O que possuia de nobre e altivo, a instinctiva nobreza que o fizera soffrer sempre tanto com a mentira da sua traição a Valentina, devia-o a elles. O extranho romanesco da sua ligação mostrava evidentemente que tinham sido d'aquelles amantes que respeitam pelo menos os seus corações e que procediam movidos pela paixão e não pela intriga e pela galanteria. A fraqueza lamentavel da sua vontade em presença de certas tentações, provinha ainda d'elles. O peccado do seu amor transmittiu-se-lhe no sangue e tambem nas commoções do perigo que tinham corrido para se darem um ao outro. O que tinha de ferozmente timido derivava d'elles, assim como a desconfiança da doentia susceptibilidade, o obstaculo levantado ha alguns annos entre si e a esposa, exactamente como entre elle e sua mãe. Para que a moribunda o não tomasse por confidente, n'aquella hora suprema, era preciso que tivesse deixado augmentar muito entre os dois a profundeza do silencio que só catastrophes como aquella que o feria conseguem despedaçar.
Eis as ideias suggeridas por essas folhas de papel, já um pouco amarellecidas, a esse homem, subitamente collocado em presença da mais inesperada, da mais estonteante das revelações – idéas ainda emmaranhadas e indeterminadas, confusas e incertas. Não se desenhavam na sua reflexão em tão vivos contornos. Mas no emtanto apossavam-se já d'elle, condensavam-se levando-o ao reconhecimento apaixonado por Valentina, a uma necessidade de lhe pagar em ternura, em culto, em veneração, tudo o que ella tinha feito primeiro pela moribunda, em seguida pelo solitario da rua Lacépède, e por ultimo por elle proprio! Os acontecimentos succediam-se depressa, fornecendo-lhe occasião de provar esta gratidão, e, como acontece sempre quando se está collocado em certas situações d'uma ambiguidade insoluvel, a volta ao respeito do seu lar não podia fazer-se senão á custa de quem lh'o tinha feito profanar.

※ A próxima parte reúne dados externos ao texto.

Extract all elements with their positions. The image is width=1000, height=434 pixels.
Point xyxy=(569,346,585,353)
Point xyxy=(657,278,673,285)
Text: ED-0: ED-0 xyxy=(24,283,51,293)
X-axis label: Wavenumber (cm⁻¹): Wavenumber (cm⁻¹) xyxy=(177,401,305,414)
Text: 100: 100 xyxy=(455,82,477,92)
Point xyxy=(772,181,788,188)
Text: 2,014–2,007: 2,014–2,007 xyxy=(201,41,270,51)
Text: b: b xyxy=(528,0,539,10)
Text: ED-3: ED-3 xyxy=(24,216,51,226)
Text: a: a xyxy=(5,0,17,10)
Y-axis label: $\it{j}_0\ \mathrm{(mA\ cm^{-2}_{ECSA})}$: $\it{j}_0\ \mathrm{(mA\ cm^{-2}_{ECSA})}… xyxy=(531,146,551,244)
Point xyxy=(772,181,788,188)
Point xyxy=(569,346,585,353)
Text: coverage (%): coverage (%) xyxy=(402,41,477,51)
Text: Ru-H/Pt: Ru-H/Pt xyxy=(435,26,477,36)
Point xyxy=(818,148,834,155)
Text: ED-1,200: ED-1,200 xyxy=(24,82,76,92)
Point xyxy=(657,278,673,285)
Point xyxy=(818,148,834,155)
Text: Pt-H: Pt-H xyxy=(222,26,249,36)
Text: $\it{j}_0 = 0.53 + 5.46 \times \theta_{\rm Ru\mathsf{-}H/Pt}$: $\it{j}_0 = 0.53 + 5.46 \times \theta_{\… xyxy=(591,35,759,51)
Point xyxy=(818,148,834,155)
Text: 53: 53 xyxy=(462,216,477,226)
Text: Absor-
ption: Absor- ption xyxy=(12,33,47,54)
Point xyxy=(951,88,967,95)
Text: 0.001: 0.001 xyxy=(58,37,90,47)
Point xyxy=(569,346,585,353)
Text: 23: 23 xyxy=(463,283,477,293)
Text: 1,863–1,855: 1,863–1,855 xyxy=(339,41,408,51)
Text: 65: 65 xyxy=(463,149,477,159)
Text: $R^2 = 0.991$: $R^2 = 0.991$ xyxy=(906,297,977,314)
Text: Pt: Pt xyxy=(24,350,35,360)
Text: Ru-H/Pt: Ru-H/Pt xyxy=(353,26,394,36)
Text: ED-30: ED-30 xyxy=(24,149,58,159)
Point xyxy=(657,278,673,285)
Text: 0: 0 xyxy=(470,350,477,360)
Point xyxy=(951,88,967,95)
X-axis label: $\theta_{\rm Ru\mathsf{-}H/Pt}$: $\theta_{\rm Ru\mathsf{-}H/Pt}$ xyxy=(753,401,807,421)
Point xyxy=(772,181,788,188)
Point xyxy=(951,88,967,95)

Atravez d'estes pensamentos e absorvido como estava pela evocação de sua mãe, vivendo de novo pelas palavras da sua agonia, esquecia onde estava e que antes do jantar, sua mulher recebia habitualmente no pequeno salão em que se encontrava. Os creados entravam para executar o seu serviço habitual, accender as luzes, correr os reposteiros e preparar o chá. Norberto não reparava, deveria prever que Joanna de Node, depois da fórma porque o tinha deixado essa manhã, viria certamente saber noticias á tarde.
As recepções intimas das 6 horas da tarde, dadas por Valentina, eram um magnifico pretexto. Mas Norberto esqueceu completamente a existencia da amante. Certos accidentes do destino assemelham-se verdadeiramente aos grandes cataclysmos, ao sahir dos quaes – um incendio como o do Bazar de Caridade, um tremor de terra como o da Martinica – o homem que conseguiu escapar se transformou n'algumas horas n'um outro individuo. O abalo ao mesmo tempo nervoso e sentimental foi demasiado forte. Uma testemunha d'um desastre quasi perturbador da razão, não poderá readquirir mais nem as alegrias, nem as dores d'outro tempo, nem esquecer nunca a commoção soffrida.
Se tinha apenas 25 annos esta manhã, no momento actual tem sessenta, tem cem. Mofava de si mesmo e da vida, e ella lacerou-o na fibra mais intima. A sua indifferença acabou da mesma fórma que a sua jovialidade. Uma outra não se conhecia, nem ao seu proprio coração. Ia em procura de emoções obscuras atravez de experiencias nas quaes não chegava a conhecer o verdadeiro gozo.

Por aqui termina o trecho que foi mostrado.